La dimostrazione che la commissione alla ditta edile comprendesse anche i lavori non eseguiti è indispensabile per determinare l’inadempimento, basato quindi sulla differenza fra le opere previste e quelle mancanti. Nel dettaglio, presupponendo la natura indivisibile della prestazione si configura un inadempimento totale anche nel caso di inadempimento parziale. In altre parole, se la ditta ha già eseguito alcuni lavori ma li abbandona senza completarli, è imputabile per l’inadempimento totale, in quanto la commissione prevedeva la realizzazione unitaria del progetto.

Come provare la commissione dei lavori se non c’è un contratto

L’esistenza di un contratto scritto non è essenziale, in quanto si presuppone che la commissione dei lavori abbia di per sé generato un rapporto di fiducia fra le parti. In questo modo, si realizza comunque un contratto, che non è scritto bensì di tipo verbale. 

Per quanto riguarda il contratto d’appalto, infatti, la legge ammette la forma libera (tranne alcune eccezioni per la costruzione di navi e aeromobili). Gli elementi portanti del contratto rimangono gli stessi e vertono sui rispettivi obblighi delle parti. Obblighi di tipo funzionale, che non possono venire a mancare senza pregiudicare il contratto stesso. Nella pratica, questo significa che se il committente non paga o la ditta non esegue i lavori, la parte lesa ha il diritto di tutelarsi.

Mancati lavori, come tutelarsi

Un primo passo, che il committente, potrebbe fare laddove si accorga che la ditta cui si è affidato, per eseguire i lavori ammessi al bonus 110, non riesca a rispettare i tempi di ultimazione, è quello di sostituire l’impresa stessa.

Altra strada percorribile è quella di far leva su eventuali penali incluse nel contratto di affidamento dei lavori. Penali che scattano, appunto, in genere nel caso in cui la ditta non rispetti i tempi di lavoro pattuiti recando un danno al committente. Si consiglia, dunque, sempre di far inserire queste clausole all’interno dei contratti di appalto in modo tale da avere maggior tutela e ricevere un risarcimento per il danno subito (come quello della perdita del bonus 110).

Cosa sostiene la giurisprudenza sulla questione

Quando un’impresa edile viene commissionata per eseguire determinati lavori al cliente, si instaura un rapporto di fiducia tra le parti che lascia presupporre la corretta esecuzione delle opere da parte dell’imprenditore e il pagamento del corrispettivo da parte del committente. Questo significa che quando uno di questi presupposti viene meno, l’altro acquisisce il diritto di tutelarsi e di vedere riconosciuto il proprio diritto.

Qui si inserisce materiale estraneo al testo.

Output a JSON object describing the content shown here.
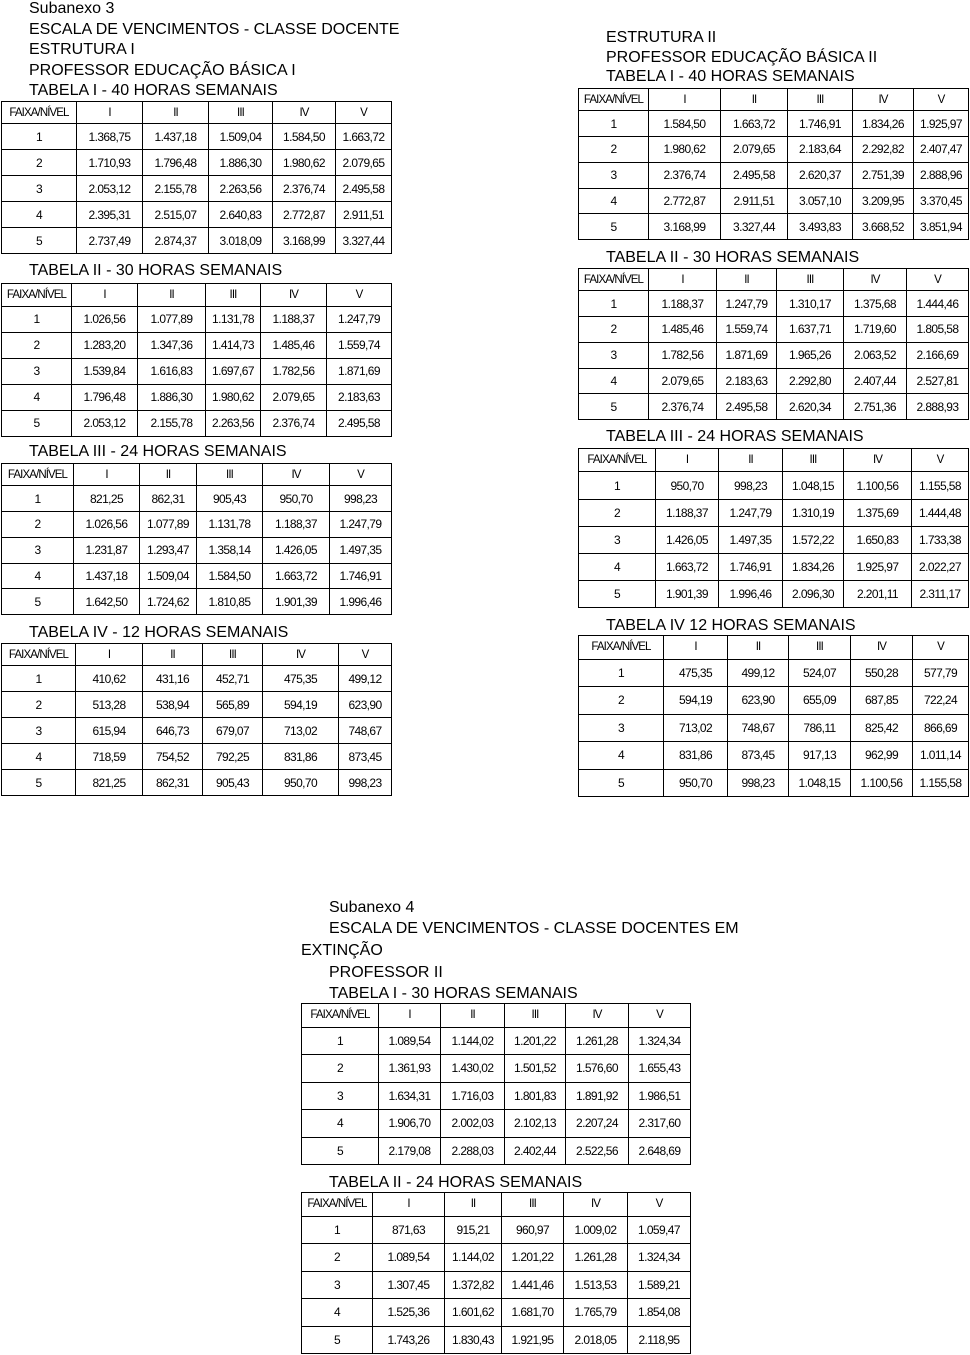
{
  "subanexo3": {
    "title": "Subanexo 3",
    "subtitle": "ESCALA DE VENCIMENTOS - CLASSE DOCENTE",
    "estrutura1": {
      "heading": "ESTRUTURA I",
      "cargo": "PROFESSOR EDUCAÇÃO BÁSICA I",
      "tables": [
        {
          "title": "TABELA I - 40 HORAS SEMANAIS",
          "headers": [
            "FAIXA/NÍVEL",
            "I",
            "II",
            "III",
            "IV",
            "V"
          ],
          "rows": [
            [
              "1",
              "1.368,75",
              "1.437,18",
              "1.509,04",
              "1.584,50",
              "1.663,72"
            ],
            [
              "2",
              "1.710,93",
              "1.796,48",
              "1.886,30",
              "1.980,62",
              "2.079,65"
            ],
            [
              "3",
              "2.053,12",
              "2.155,78",
              "2.263,56",
              "2.376,74",
              "2.495,58"
            ],
            [
              "4",
              "2.395,31",
              "2.515,07",
              "2.640,83",
              "2.772,87",
              "2.911,51"
            ],
            [
              "5",
              "2.737,49",
              "2.874,37",
              "3.018,09",
              "3.168,99",
              "3.327,44"
            ]
          ]
        },
        {
          "title": "TABELA II - 30 HORAS SEMANAIS",
          "headers": [
            "FAIXA/NÍVEL",
            "I",
            "II",
            "III",
            "IV",
            "V"
          ],
          "rows": [
            [
              "1",
              "1.026,56",
              "1.077,89",
              "1.131,78",
              "1.188,37",
              "1.247,79"
            ],
            [
              "2",
              "1.283,20",
              "1.347,36",
              "1.414,73",
              "1.485,46",
              "1.559,74"
            ],
            [
              "3",
              "1.539,84",
              "1.616,83",
              "1.697,67",
              "1.782,56",
              "1.871,69"
            ],
            [
              "4",
              "1.796,48",
              "1.886,30",
              "1.980,62",
              "2.079,65",
              "2.183,63"
            ],
            [
              "5",
              "2.053,12",
              "2.155,78",
              "2.263,56",
              "2.376,74",
              "2.495,58"
            ]
          ]
        },
        {
          "title": "TABELA III - 24 HORAS SEMANAIS",
          "headers": [
            "FAIXA/NÍVEL",
            "I",
            "II",
            "III",
            "IV",
            "V"
          ],
          "rows": [
            [
              "1",
              "821,25",
              "862,31",
              "905,43",
              "950,70",
              "998,23"
            ],
            [
              "2",
              "1.026,56",
              "1.077,89",
              "1.131,78",
              "1.188,37",
              "1.247,79"
            ],
            [
              "3",
              "1.231,87",
              "1.293,47",
              "1.358,14",
              "1.426,05",
              "1.497,35"
            ],
            [
              "4",
              "1.437,18",
              "1.509,04",
              "1.584,50",
              "1.663,72",
              "1.746,91"
            ],
            [
              "5",
              "1.642,50",
              "1.724,62",
              "1.810,85",
              "1.901,39",
              "1.996,46"
            ]
          ]
        },
        {
          "title": "TABELA IV - 12 HORAS SEMANAIS",
          "headers": [
            "FAIXA/NÍVEL",
            "I",
            "II",
            "III",
            "IV",
            "V"
          ],
          "rows": [
            [
              "1",
              "410,62",
              "431,16",
              "452,71",
              "475,35",
              "499,12"
            ],
            [
              "2",
              "513,28",
              "538,94",
              "565,89",
              "594,19",
              "623,90"
            ],
            [
              "3",
              "615,94",
              "646,73",
              "679,07",
              "713,02",
              "748,67"
            ],
            [
              "4",
              "718,59",
              "754,52",
              "792,25",
              "831,86",
              "873,45"
            ],
            [
              "5",
              "821,25",
              "862,31",
              "905,43",
              "950,70",
              "998,23"
            ]
          ]
        }
      ]
    },
    "estrutura2": {
      "heading": "ESTRUTURA II",
      "cargo": "PROFESSOR EDUCAÇÃO BÁSICA II",
      "tables": [
        {
          "title": "TABELA I - 40 HORAS SEMANAIS",
          "headers": [
            "FAIXA/NÍVEL",
            "I",
            "II",
            "III",
            "IV",
            "V"
          ],
          "rows": [
            [
              "1",
              "1.584,50",
              "1.663,72",
              "1.746,91",
              "1.834,26",
              "1.925,97"
            ],
            [
              "2",
              "1.980,62",
              "2.079,65",
              "2.183,64",
              "2.292,82",
              "2.407,47"
            ],
            [
              "3",
              "2.376,74",
              "2.495,58",
              "2.620,37",
              "2.751,39",
              "2.888,96"
            ],
            [
              "4",
              "2.772,87",
              "2.911,51",
              "3.057,10",
              "3.209,95",
              "3.370,45"
            ],
            [
              "5",
              "3.168,99",
              "3.327,44",
              "3.493,83",
              "3.668,52",
              "3.851,94"
            ]
          ]
        },
        {
          "title": "TABELA II - 30 HORAS SEMANAIS",
          "headers": [
            "FAIXA/NÍVEL",
            "I",
            "II",
            "III",
            "IV",
            "V"
          ],
          "rows": [
            [
              "1",
              "1.188,37",
              "1.247,79",
              "1.310,17",
              "1.375,68",
              "1.444,46"
            ],
            [
              "2",
              "1.485,46",
              "1.559,74",
              "1.637,71",
              "1.719,60",
              "1.805,58"
            ],
            [
              "3",
              "1.782,56",
              "1.871,69",
              "1.965,26",
              "2.063,52",
              "2.166,69"
            ],
            [
              "4",
              "2.079,65",
              "2.183,63",
              "2.292,80",
              "2.407,44",
              "2.527,81"
            ],
            [
              "5",
              "2.376,74",
              "2.495,58",
              "2.620,34",
              "2.751,36",
              "2.888,93"
            ]
          ]
        },
        {
          "title": "TABELA III - 24 HORAS SEMANAIS",
          "headers": [
            "FAIXA/NÍVEL",
            "I",
            "II",
            "III",
            "IV",
            "V"
          ],
          "rows": [
            [
              "1",
              "950,70",
              "998,23",
              "1.048,15",
              "1.100,56",
              "1.155,58"
            ],
            [
              "2",
              "1.188,37",
              "1.247,79",
              "1.310,19",
              "1.375,69",
              "1.444,48"
            ],
            [
              "3",
              "1.426,05",
              "1.497,35",
              "1.572,22",
              "1.650,83",
              "1.733,38"
            ],
            [
              "4",
              "1.663,72",
              "1.746,91",
              "1.834,26",
              "1.925,97",
              "2.022,27"
            ],
            [
              "5",
              "1.901,39",
              "1.996,46",
              "2.096,30",
              "2.201,11",
              "2.311,17"
            ]
          ]
        },
        {
          "title": "TABELA IV 12 HORAS SEMANAIS",
          "headers": [
            "FAIXA/NÍVEL",
            "I",
            "II",
            "III",
            "IV",
            "V"
          ],
          "rows": [
            [
              "1",
              "475,35",
              "499,12",
              "524,07",
              "550,28",
              "577,79"
            ],
            [
              "2",
              "594,19",
              "623,90",
              "655,09",
              "687,85",
              "722,24"
            ],
            [
              "3",
              "713,02",
              "748,67",
              "786,11",
              "825,42",
              "866,69"
            ],
            [
              "4",
              "831,86",
              "873,45",
              "917,13",
              "962,99",
              "1.011,14"
            ],
            [
              "5",
              "950,70",
              "998,23",
              "1.048,15",
              "1.100,56",
              "1.155,58"
            ]
          ]
        }
      ]
    }
  },
  "subanexo4": {
    "title": "Subanexo 4",
    "subtitle_line1": "ESCALA DE VENCIMENTOS - CLASSE DOCENTES EM",
    "subtitle_line2": "EXTINÇÃO",
    "cargo": "PROFESSOR II",
    "tables": [
      {
        "title": "TABELA I - 30 HORAS SEMANAIS",
        "headers": [
          "FAIXA/NÍVEL",
          "I",
          "II",
          "III",
          "IV",
          "V"
        ],
        "rows": [
          [
            "1",
            "1.089,54",
            "1.144,02",
            "1.201,22",
            "1.261,28",
            "1.324,34"
          ],
          [
            "2",
            "1.361,93",
            "1.430,02",
            "1.501,52",
            "1.576,60",
            "1.655,43"
          ],
          [
            "3",
            "1.634,31",
            "1.716,03",
            "1.801,83",
            "1.891,92",
            "1.986,51"
          ],
          [
            "4",
            "1.906,70",
            "2.002,03",
            "2.102,13",
            "2.207,24",
            "2.317,60"
          ],
          [
            "5",
            "2.179,08",
            "2.288,03",
            "2.402,44",
            "2.522,56",
            "2.648,69"
          ]
        ]
      },
      {
        "title": "TABELA II - 24 HORAS SEMANAIS",
        "headers": [
          "FAIXA/NÍVEL",
          "I",
          "II",
          "III",
          "IV",
          "V"
        ],
        "rows": [
          [
            "1",
            "871,63",
            "915,21",
            "960,97",
            "1.009,02",
            "1.059,47"
          ],
          [
            "2",
            "1.089,54",
            "1.144,02",
            "1.201,22",
            "1.261,28",
            "1.324,34"
          ],
          [
            "3",
            "1.307,45",
            "1.372,82",
            "1.441,46",
            "1.513,53",
            "1.589,21"
          ],
          [
            "4",
            "1.525,36",
            "1.601,62",
            "1.681,70",
            "1.765,79",
            "1.854,08"
          ],
          [
            "5",
            "1.743,26",
            "1.830,43",
            "1.921,95",
            "2.018,05",
            "2.118,95"
          ]
        ]
      }
    ]
  }
}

In questa direzione, l’art. 1455 c.c. assume un ruolo di rilievo quando contempla che “il contratto non si può risolvere se l’inadempimento di una delle parti ha scarsa importanza, avuto riguardo all’interesse dell’altra”. Nel caso specifico, questo accade quando la ditta edile abbandona i lavori e le opere non realizzate sono superiori a quelle già prodotte. In questo senso, rileva nuovamente l’unicità della prestazione, importante per determinare proprio l’inadempimento. 

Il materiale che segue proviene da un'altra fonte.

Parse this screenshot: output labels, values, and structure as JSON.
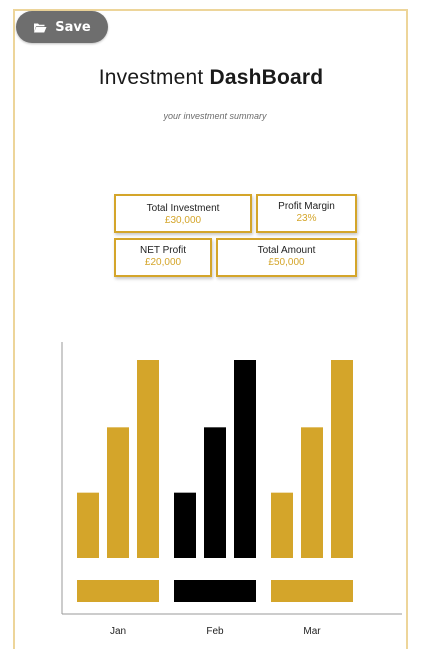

Sempre il citato articolo 1455 del Codice civile prevede l’intimazione e la diffida ad adempiere. Il committente ha quindi la facoltà di intimare in forma scritta il completamento dei lavori alla ditta. L’intimazione deve anche contenere il termine (non inferiore a 15 giorni) oltre il quale il contratto si considera risoluto. Altrimenti, anche la risoluzione giudiziale è utile per determinare lo scioglimento del contratto e quindi dispensare il committente dall’obbligo di pagamento.

Il rimedio principale è quindi rappresentato dalla risoluzione del contratto, grazie alla quale il committente può non pagare la parte rimanente non eseguita (o ricevere in restituzione quanto già corrisposto relativamente all’inadempimento). Oltretutto, la giurisprudenza ammette anche la richiesta di risarcimento danni per l’inadempimento, oltre che per vizi e difformità nelle prestazioni.